Since the --with-default-names option was removed in Jan. 2019, my hack solution is:

# hack to override mac tools with homebrew versions (ls, sed, etc)
for p in `find "${HOMEBREW_PREFIX}" -type d -name gnubin` ; do
export PATH="${p}:${PATH}"
done

which is a little slow (crawling the dir every login) but works without forcing me to modify my .bashrc for every gnu tool I happen to install with brew.
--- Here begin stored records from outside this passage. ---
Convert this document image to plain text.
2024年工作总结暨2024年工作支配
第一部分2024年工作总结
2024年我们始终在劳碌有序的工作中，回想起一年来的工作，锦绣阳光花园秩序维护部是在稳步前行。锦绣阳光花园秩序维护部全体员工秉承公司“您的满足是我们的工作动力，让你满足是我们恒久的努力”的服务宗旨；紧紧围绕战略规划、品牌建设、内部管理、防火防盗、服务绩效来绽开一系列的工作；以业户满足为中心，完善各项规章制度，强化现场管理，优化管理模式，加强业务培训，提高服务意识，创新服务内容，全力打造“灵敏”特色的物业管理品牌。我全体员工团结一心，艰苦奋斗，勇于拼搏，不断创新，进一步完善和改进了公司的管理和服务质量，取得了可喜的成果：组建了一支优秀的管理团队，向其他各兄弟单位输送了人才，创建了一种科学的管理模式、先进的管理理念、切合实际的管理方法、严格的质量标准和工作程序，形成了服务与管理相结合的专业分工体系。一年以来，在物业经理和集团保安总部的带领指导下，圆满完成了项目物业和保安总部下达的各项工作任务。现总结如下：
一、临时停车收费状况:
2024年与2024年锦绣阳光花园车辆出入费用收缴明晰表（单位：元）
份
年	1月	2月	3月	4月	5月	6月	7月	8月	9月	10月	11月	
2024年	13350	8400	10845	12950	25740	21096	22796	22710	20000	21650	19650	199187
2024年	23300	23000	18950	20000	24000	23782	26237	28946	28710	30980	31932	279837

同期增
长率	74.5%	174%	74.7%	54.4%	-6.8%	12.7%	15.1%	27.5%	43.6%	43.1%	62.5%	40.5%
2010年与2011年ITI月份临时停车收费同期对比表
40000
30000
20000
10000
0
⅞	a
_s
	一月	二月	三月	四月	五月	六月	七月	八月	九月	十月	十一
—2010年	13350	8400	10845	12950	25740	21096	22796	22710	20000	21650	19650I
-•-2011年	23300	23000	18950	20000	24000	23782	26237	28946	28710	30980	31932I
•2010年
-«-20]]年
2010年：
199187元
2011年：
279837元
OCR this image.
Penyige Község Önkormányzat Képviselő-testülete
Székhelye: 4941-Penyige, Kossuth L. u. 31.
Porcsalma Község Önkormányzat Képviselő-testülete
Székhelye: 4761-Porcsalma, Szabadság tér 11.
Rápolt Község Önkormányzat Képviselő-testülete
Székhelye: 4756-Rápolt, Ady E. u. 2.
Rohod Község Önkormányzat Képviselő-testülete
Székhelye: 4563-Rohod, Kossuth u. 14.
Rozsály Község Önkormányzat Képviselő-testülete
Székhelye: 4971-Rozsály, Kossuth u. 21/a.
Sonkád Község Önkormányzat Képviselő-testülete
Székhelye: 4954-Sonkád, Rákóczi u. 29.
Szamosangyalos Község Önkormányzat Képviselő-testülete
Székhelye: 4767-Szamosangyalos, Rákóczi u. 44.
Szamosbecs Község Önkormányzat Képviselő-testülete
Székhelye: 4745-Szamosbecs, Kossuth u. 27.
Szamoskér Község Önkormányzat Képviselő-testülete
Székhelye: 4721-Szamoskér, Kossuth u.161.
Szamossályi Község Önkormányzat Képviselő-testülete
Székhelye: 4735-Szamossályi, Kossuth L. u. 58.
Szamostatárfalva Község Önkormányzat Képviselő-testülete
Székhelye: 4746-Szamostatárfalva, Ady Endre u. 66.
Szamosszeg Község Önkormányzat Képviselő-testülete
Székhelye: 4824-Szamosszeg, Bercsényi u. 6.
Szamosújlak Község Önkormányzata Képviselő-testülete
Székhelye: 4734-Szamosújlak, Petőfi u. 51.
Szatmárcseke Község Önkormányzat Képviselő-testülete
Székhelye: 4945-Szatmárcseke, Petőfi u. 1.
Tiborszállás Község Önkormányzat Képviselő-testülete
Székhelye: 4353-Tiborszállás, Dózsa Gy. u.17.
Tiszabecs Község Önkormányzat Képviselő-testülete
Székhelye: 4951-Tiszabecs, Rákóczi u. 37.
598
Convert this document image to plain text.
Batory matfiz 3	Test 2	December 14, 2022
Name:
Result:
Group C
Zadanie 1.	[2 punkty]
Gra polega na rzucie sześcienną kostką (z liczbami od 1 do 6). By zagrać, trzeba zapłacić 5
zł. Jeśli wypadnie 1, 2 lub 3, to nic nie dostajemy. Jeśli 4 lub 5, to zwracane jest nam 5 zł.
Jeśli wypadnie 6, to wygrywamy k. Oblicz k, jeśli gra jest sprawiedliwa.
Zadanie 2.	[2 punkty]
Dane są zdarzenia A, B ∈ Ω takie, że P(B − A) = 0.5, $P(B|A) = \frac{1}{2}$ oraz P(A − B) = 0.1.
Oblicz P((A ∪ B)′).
A slightly faster way to do what @pjz suggests is the following:

for p in $(ls -d ${HOMEBREW_PREFIX:-/usr/local}/Cellar/*/*/libexec/gnubin); do
export PATH="${p}:${PATH}"
done

Of course this assumes every GNU package in brew will always have the same level of directories to get to gnubin.

Alternatively, you can speed up find by adding the -maxdepth 4 flag before -type d to reduce how far it has to do into directories.

When running brew install gnu-sed on latest homebrew it reports at the end:

==> Caveats
GNU "sed" has been installed as "gsed".
If you need to use it as "sed", you can add a "gnubin" directory
to your PATH from your bashrc like:


PATH="/opt/homebrew/opt/gnu-sed/libexec/gnubin:$PATH"

gnu-sed installs by default as gsed. However, if you look in /opt/homebrew/opt/gnu-sed/libexec/gnubi you'll find a sed command. So following the above instructions to update the path should mean sed runs gnu-sed.